Physically she had changed too, so much that sometimes she almost failed to recognize herself as she walked by windows and applied lipstick in restroom mirrors. Stress made some people eat; Rhianna had lost her appetite instead. She had dropped over thirty pounds in the past year and every soft line seemed sharp now, her face angular, her jawline emphatic, her eyes bigger because everything else was smaller.
There were days when she wondered if she would ever feel fully alive again, if the woman she had been would ever return, or if this was it and she would have to reinvent herself. Rhianna stole a darting glance toward the exit. She could leave now and forget this whole crazy plan. It had been a big mistake to imagine she could pull this off. She stared down at the liquid swaying back and forth in her glass. A hand firmly closed over her own, arresting its trembling.
“What’s wrong? Is it something I said?” Jules tightened her grip. The hand beneath hers felt small, she thought, and unexpectedly square, suggesting a practical nature.
A pair of bright, expressive eyes lifted to hers. They were not exactly green. Nor were they brown. They were dappled, like sunshine spilling across foliage. A delicate feathering of dark eyelashes screened them just enough to suggest shyness. There was something else in the wide-eyed stare, too. Distress.
Jules glanced around, almost expecting the looming figure of a jealous girlfriend, fists swinging. Before she could be certain of what she’d glimpsed, Kate’s expression changed.
“I’m fine. I was just thinking…To be quite honest, I don’t normally pick up women in bars.”
Cold feet. Jules knew she should have bought that drink sooner. Keeping her tone light and noncommittal, she said, “Feel free to hone your technique on me.”
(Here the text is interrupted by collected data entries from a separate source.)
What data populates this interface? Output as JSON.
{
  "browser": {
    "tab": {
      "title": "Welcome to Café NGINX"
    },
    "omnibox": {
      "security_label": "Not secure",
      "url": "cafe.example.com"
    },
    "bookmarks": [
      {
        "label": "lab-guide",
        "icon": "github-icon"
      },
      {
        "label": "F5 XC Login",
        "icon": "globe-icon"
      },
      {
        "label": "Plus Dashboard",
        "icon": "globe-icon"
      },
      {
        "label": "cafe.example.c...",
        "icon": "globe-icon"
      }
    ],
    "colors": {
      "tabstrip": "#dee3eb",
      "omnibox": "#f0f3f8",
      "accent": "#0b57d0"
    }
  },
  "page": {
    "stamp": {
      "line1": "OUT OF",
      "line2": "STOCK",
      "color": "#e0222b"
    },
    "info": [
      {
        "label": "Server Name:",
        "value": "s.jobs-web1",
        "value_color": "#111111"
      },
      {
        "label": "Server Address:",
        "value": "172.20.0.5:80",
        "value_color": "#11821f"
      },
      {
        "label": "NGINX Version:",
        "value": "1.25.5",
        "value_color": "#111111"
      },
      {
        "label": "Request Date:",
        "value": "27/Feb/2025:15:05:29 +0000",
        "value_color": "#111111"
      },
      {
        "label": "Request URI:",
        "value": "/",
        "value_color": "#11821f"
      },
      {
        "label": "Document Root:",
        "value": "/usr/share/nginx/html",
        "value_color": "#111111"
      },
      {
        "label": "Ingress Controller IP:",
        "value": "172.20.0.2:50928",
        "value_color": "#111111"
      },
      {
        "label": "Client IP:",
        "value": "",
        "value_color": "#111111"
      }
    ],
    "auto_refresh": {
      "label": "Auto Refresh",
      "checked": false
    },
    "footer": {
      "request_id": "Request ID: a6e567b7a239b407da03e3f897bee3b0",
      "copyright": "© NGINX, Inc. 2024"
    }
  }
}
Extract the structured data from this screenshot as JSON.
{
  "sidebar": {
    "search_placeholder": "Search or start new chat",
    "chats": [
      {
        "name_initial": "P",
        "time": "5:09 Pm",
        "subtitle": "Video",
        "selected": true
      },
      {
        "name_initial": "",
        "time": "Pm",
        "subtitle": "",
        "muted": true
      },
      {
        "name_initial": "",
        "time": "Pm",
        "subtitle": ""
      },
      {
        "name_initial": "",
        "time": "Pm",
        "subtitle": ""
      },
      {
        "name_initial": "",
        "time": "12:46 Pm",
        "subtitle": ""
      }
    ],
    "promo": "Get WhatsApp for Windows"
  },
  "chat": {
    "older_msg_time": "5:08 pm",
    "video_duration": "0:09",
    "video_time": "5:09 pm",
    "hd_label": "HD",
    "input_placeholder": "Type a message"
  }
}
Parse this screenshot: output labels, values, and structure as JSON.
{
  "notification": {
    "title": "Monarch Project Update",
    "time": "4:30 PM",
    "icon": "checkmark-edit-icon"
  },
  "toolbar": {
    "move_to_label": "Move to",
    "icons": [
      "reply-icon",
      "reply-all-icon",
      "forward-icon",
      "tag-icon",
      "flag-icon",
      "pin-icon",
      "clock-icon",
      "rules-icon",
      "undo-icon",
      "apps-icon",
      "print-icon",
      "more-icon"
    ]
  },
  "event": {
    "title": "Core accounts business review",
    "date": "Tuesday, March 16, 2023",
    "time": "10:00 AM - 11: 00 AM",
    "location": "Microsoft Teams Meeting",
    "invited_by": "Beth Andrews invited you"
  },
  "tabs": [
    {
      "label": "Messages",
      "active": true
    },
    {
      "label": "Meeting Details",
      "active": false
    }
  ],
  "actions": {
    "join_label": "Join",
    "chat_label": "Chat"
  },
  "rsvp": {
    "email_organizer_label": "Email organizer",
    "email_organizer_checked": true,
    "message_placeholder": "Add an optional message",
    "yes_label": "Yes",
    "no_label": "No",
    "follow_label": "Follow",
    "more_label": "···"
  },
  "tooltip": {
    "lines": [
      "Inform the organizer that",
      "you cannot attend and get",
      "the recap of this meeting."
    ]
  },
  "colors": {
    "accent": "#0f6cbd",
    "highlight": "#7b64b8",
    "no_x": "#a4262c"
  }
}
Everyone had their sorrows and inadequacies, herself included. Jules could sense the woman opposite her retreating by the moment. In fact, she half-expected her to leap up and scuttle away into the shadows. She was as nerv
ous and tightly coiled as a trapped animal, sitting rigidly in her chair as though chained to the table. She was probably planning her escape, rehearsing some lame excuse she would make as soon as she’d finished her vodka. Not exactly the willing sexual accomplice Jules had hoped for.
She stole a glance around the bar and concluded that Kate might be a shaky possibility, but she was the only possibility. The place was jammed with retired women out socializing with their friends, bisexuals hitting on each other while hubby looked on, and youngsters who probably lived at home with Mom and Dad. Jules had stopped sleeping with the early twenties when she was in high school.
She returned her attention to Kate and was struck anew by the perfection of her skin. Its tone was even and lightly tanned. The woman was deliciously touchable. Her chest and shoulders glowed like she’d had some sun recently. Her hair was shot with gold, shimmering in fine streaks through the copper. It was layered and chin-length, its slightly ragged cut calling attention to an unusual face, wide at the cheekbones and narrowing to a small chin. She had dimples when she smiled, and it was a great smile. Warm and real.
Jules had already been stopped dead by that smile several times today. The first of these occasions was still fresh in her mind. She’d just parked her car outside the peach walls of Casitas Laquita, and Kate had been standing a few feet away talking to one of the owners. When the women went their separate ways, Kate smiled a farewell that transformed her face so completely, Jules could only stare in astonishment and wonder if she was seeing a movie star trying to keep a low profile.
The slender beauty from earlier in the day, wearing the loose linen shirt and rolled-hem shorts, was nothing like the sophisticate sitting opposite her now. Kate’s clinging halter dress and stilettos were the last thing Jules would have picked out for her. The flesh-and-flash outfit and the woman wearing it had certainly gotten her attention as she walked in the door, no doubt the desired effect.